Two daredevil parachutists are competing to become the first person to break the sound barrier unaided in a freefall jump from a balloon.

Michel Fournier, of France, and Rodd Milner, an Australian ex-commando, are both scrambling to gather the funds for separate attempts to leap from balloons at 40,000m (131,200ft or 25 miles), twice the cruising height of Concorde and four times as high as Everest.

So far Mr Fournier, 57, a former army officer, has had to put off at least two attempts after failing to agree take-off and landing points with the authorities in France. He hopes to make his jump between May and September. Mr Milner intends to jump from above Alice Springs in May and has the unofficial backing of the Australian government.

Breaking the sound barrier means travelling faster than 760mph, or 1 mile every five seconds. Highly specialised equipment is required just to survive the trip to the jumping-off point. At 40,000m, the temperature is minus 20C (minus 4F), falling to minus 60C further down, and the air has negligible oxygen content. The extreme conditions call for a spacesuit, which has internal heating and more than three hours' oxygen.

Both men are planning to be towed aloft by a helium-filled balloon. Mr Milner said: "By the time it gets to 131,000ft, the expansion of the helium will make the balloon the size of two jumbo jets."
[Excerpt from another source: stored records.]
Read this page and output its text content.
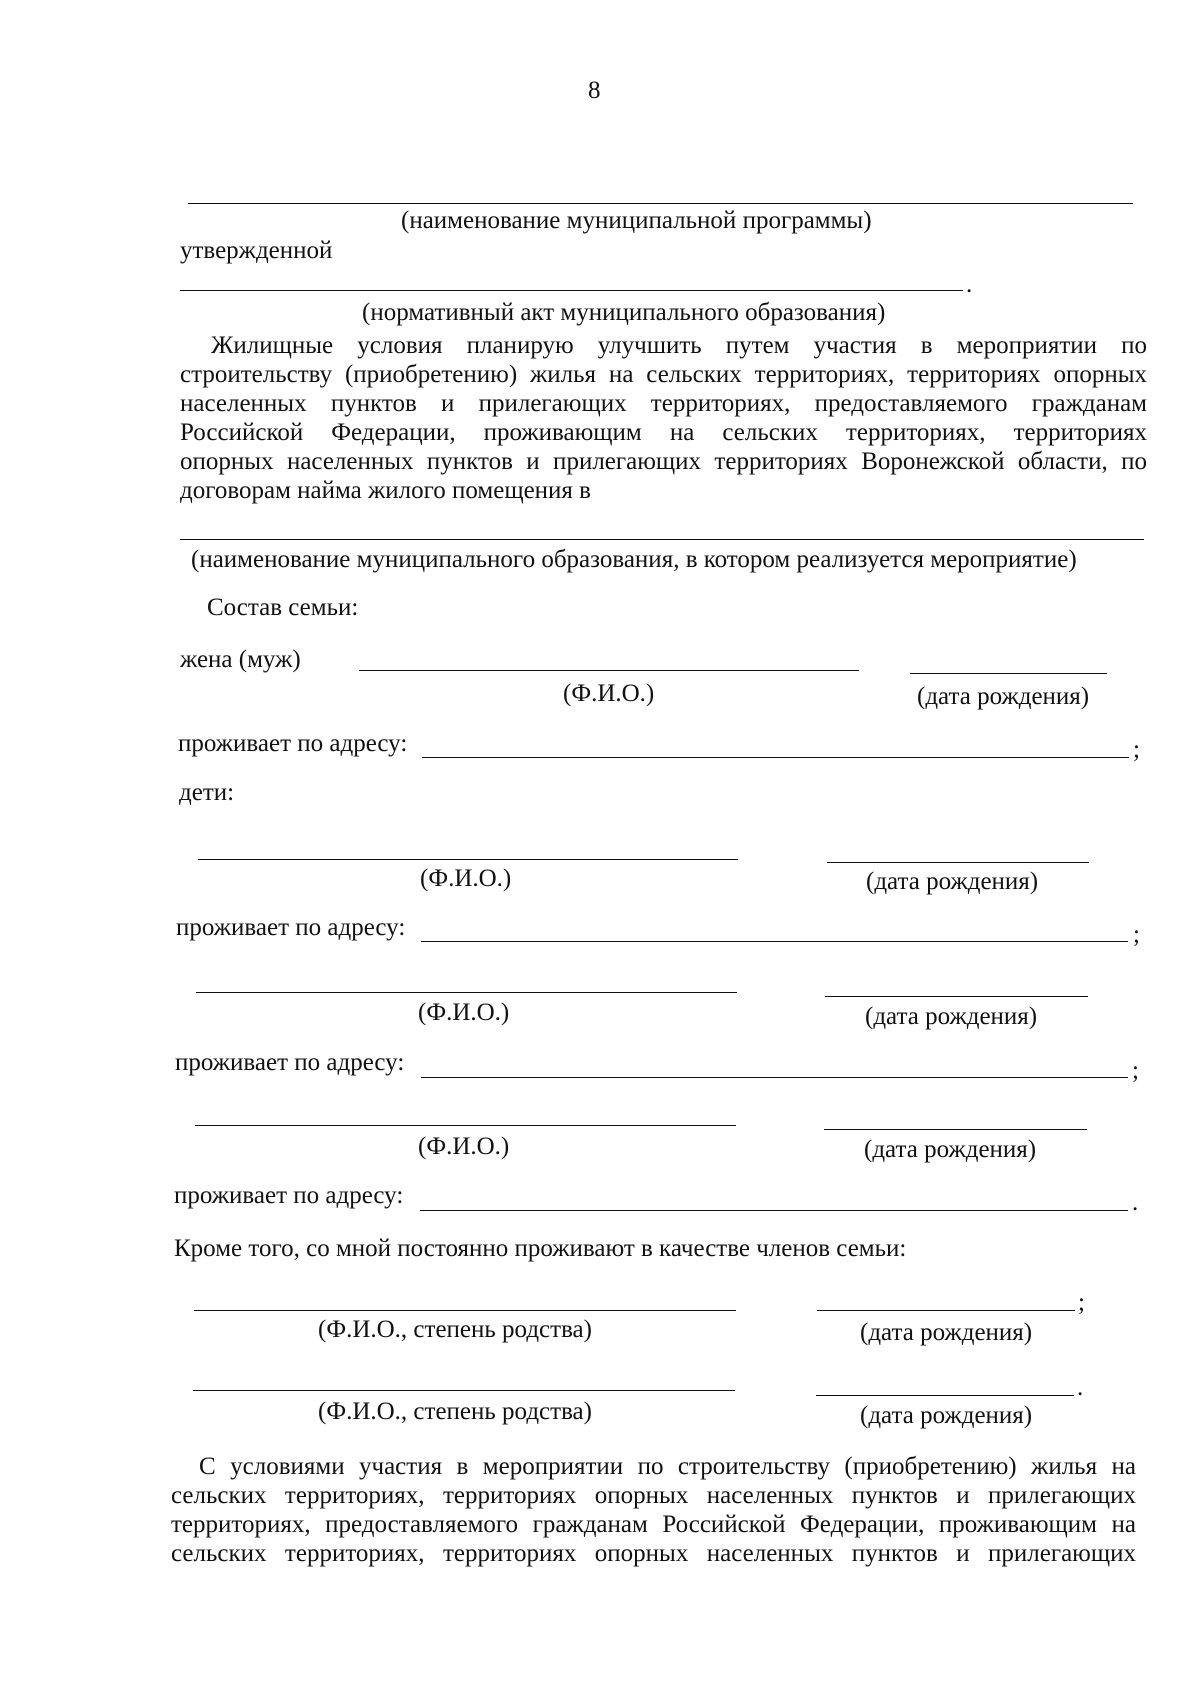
8
(наименование муниципальной программы)
утвержденной
.
(нормативный акт муниципального образования)
Жилищные условия планирую улучшить путем участия в мероприятии по
строительству (приобретению) жилья на сельских территориях, территориях опорных
населенных пунктов и прилегающих территориях, предоставляемого гражданам
Российской Федерации, проживающим на сельских территориях, территориях
опорных населенных пунктов и прилегающих территориях Воронежской области, по
договорам найма жилого помещения в
(наименование муниципального образования, в котором реализуется мероприятие)
Состав семьи:
жена (муж)
(Ф.И.О.)	(дата рождения)
проживает по адресу:	;
дети:
(Ф.И.О.)	(дата рождения)
проживает по адресу:	;
(Ф.И.О.)	(дата рождения)
проживает по адресу:	;
(Ф.И.О.)	(дата рождения)
проживает по адресу:	.
Кроме того, со мной постоянно проживают в качестве членов семьи:
;
(Ф.И.О., степень родства)	(дата рождения)
.
(Ф.И.О., степень родства)	(дата рождения)
С условиями участия в мероприятии по строительству (приобретению) жилья на
сельских территориях, территориях опорных населенных пунктов и прилегающих
территориях, предоставляемого гражданам Российской Федерации, проживающим на
сельских территориях, территориях опорных населенных пунктов и прилегающих
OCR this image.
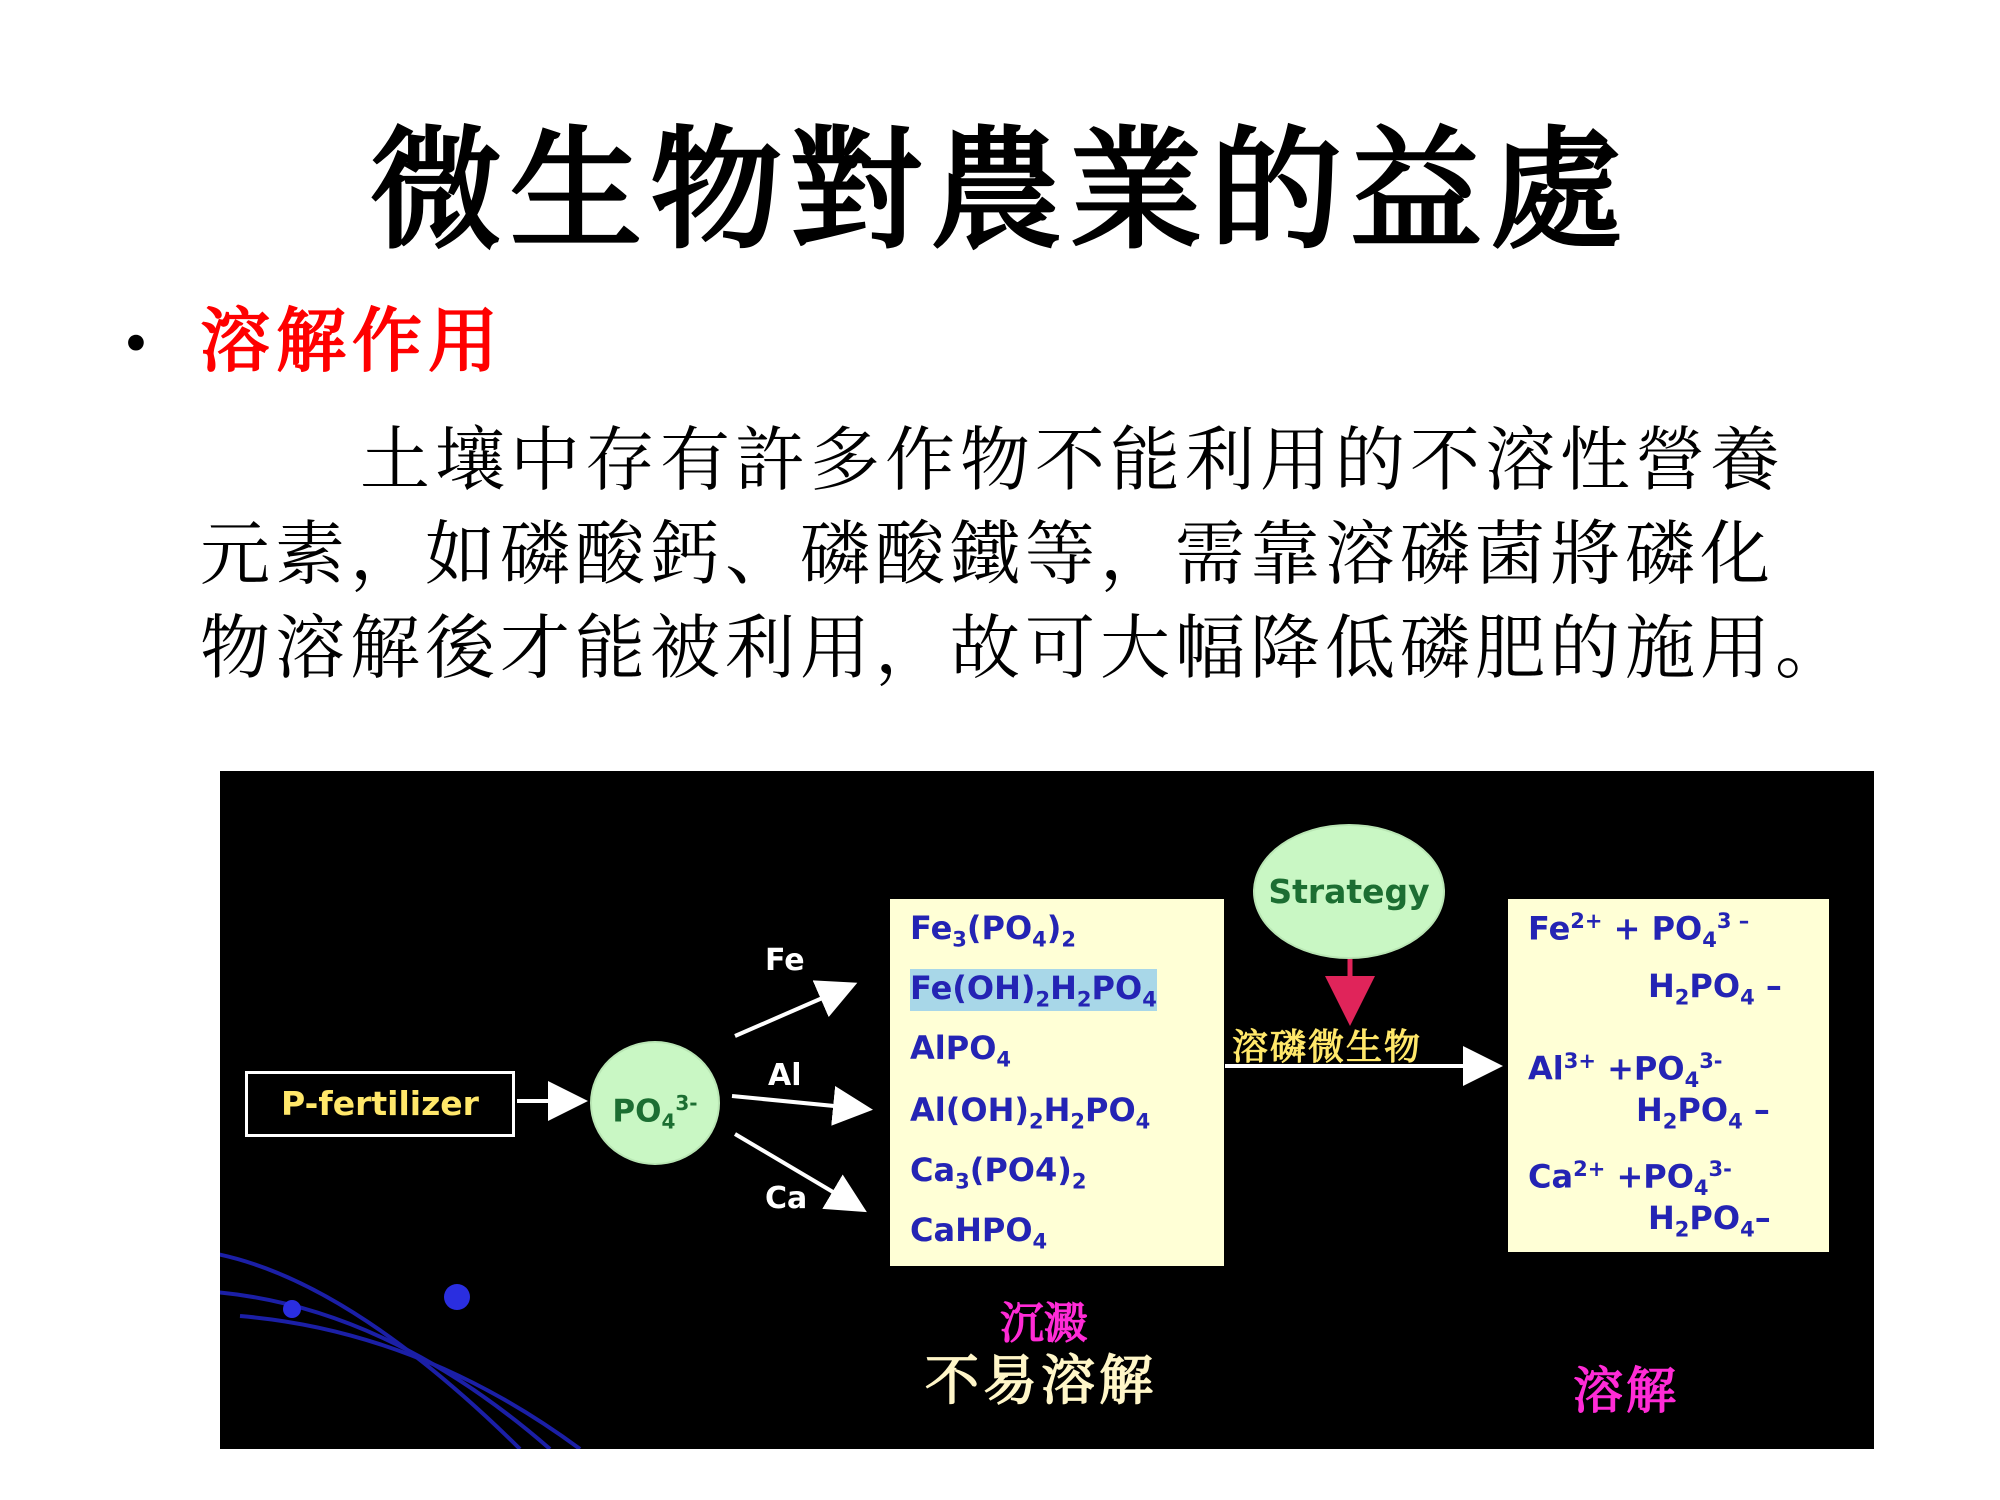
微生物對農業的益處
• 溶解作用
土壤中存有許多作物不能利用的不溶性營養
元素，如磷酸鈣、磷酸鐵等，需靠溶磷菌將磷化
物溶解後才能被利用，故可大幅降低磷肥的施用。
P-fertilizer	$PO_4^{3-}$
Fe
Al
Ca
Strategy
溶磷微生物
$Fe_3(PO_4)_2$
$Fe(OH)_2H_2PO_4$
AlPO$_4$
$Al(OH)_2H_2PO_4$
$Ca_3(PO4)_2$
CaHPO$_4$
$Fe^{2+} + PO_4^{3 -}$
$H_2PO_4$ –
$Al^{3+} +PO_4^{3-}$
$H_2PO_4$ –
$Ca^{2+} +PO_4^{3-}$
$H_2PO_4-$
沉澱
不易溶解	溶解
They intend to travel in caskets that will protect them from intense ultra-violet radiation from the Sun; the Earth's atmosphere gives barely any protection. The parachutists will then jump and freefall, not opening their parachute for six minutes. Mr Milner said the project would have a real application: "This will be utilised for future space travel as emergency procedures as people start leaving the atmosphere."

Researchers calculate a body falling in the stratosphere will reach the speed of sound in 180 seconds. The terminal velocity of a skydiver at that altitude could reach 1,119mph but as they get lower the increasing thickness of the Earth's atmosphere will slow them, while heating the outside of their suit.